I look back and realize a lot has changed. As I sat contemplating 2000, I knew that Jack and I were in talks with the church here. I knew that big change was coming. I knew that my health was not going to last much longer for me to continue working. I knew that my children were growing up. I knew that my parents were aging. But I had no concept of exactly how much change was coming.
Now, as I contemplate 2010, I am completely aware of the changes coming. In this decade, my children will become adults. My husband will begin a new career path. My parents' health will continue to deterirate and they may possibly die. And me? I will change too. I will no longer be a full-time mom.
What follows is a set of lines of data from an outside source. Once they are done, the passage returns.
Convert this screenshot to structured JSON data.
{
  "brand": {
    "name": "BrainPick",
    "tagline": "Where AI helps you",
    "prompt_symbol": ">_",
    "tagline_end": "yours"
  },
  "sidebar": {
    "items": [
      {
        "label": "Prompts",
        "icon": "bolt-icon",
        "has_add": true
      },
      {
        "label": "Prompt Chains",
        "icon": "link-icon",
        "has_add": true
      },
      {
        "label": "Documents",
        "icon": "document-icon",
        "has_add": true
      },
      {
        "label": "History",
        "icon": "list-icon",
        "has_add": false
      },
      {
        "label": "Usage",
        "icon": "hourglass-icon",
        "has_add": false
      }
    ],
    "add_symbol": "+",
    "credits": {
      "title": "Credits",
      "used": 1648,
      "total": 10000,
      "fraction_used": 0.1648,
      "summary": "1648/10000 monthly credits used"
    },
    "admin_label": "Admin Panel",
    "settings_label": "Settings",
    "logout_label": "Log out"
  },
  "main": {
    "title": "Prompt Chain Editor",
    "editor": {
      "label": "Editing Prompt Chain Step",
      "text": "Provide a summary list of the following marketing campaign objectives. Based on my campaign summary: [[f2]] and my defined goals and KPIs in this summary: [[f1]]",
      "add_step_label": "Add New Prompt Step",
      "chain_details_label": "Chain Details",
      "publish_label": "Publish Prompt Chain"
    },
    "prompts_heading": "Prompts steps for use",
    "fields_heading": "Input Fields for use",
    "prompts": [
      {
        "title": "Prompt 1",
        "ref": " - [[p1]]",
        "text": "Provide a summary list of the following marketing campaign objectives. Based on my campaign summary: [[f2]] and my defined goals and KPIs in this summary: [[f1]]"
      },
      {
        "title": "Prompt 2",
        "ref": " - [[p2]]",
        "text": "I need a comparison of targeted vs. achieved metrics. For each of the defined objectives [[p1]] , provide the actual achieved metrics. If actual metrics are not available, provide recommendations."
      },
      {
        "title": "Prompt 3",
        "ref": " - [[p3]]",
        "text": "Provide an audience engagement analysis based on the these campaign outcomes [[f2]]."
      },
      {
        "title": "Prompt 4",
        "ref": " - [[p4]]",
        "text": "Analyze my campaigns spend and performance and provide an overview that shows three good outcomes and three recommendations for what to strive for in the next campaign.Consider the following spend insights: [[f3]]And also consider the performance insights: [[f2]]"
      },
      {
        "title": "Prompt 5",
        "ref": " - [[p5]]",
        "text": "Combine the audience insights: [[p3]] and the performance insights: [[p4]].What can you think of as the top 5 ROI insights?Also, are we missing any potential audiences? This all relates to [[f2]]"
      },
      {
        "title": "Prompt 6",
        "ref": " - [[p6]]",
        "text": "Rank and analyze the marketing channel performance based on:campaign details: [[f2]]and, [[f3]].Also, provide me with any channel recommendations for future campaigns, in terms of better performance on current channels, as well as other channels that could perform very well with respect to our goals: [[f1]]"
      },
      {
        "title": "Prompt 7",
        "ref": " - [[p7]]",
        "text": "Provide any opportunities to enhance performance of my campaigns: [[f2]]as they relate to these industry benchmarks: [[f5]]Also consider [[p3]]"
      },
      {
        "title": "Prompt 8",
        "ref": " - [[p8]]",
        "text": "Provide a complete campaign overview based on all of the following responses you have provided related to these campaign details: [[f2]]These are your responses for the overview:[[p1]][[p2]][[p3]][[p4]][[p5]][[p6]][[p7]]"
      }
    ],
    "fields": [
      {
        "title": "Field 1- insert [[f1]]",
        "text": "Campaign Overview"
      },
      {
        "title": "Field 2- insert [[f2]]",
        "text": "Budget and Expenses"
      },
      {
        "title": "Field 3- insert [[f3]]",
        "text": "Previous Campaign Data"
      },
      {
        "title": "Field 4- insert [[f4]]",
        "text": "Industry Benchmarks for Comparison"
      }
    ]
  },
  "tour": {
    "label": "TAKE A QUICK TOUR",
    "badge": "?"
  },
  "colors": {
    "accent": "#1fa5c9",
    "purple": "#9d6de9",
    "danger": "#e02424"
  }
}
I will have more time on my hands. What will I do? How will I change?
If you had hinted at the amount of change coming to me back in 2000, I would have panicked. I would have been sick with worry and discontent. But I am no longer that girl. I now look forward with apprehension, sure, I am human, but with anticipation at what lays ahead. I know I can do this "looking ahead" because of who is by my side. The love of my life is with me and together, we will forge ahead.
So, as you look ahead to 2010, what adventures lay ahead? Are you ready? Are you having feelings of anticipation or apprehension? I pray for you a year/decade of change and growth. May it be so.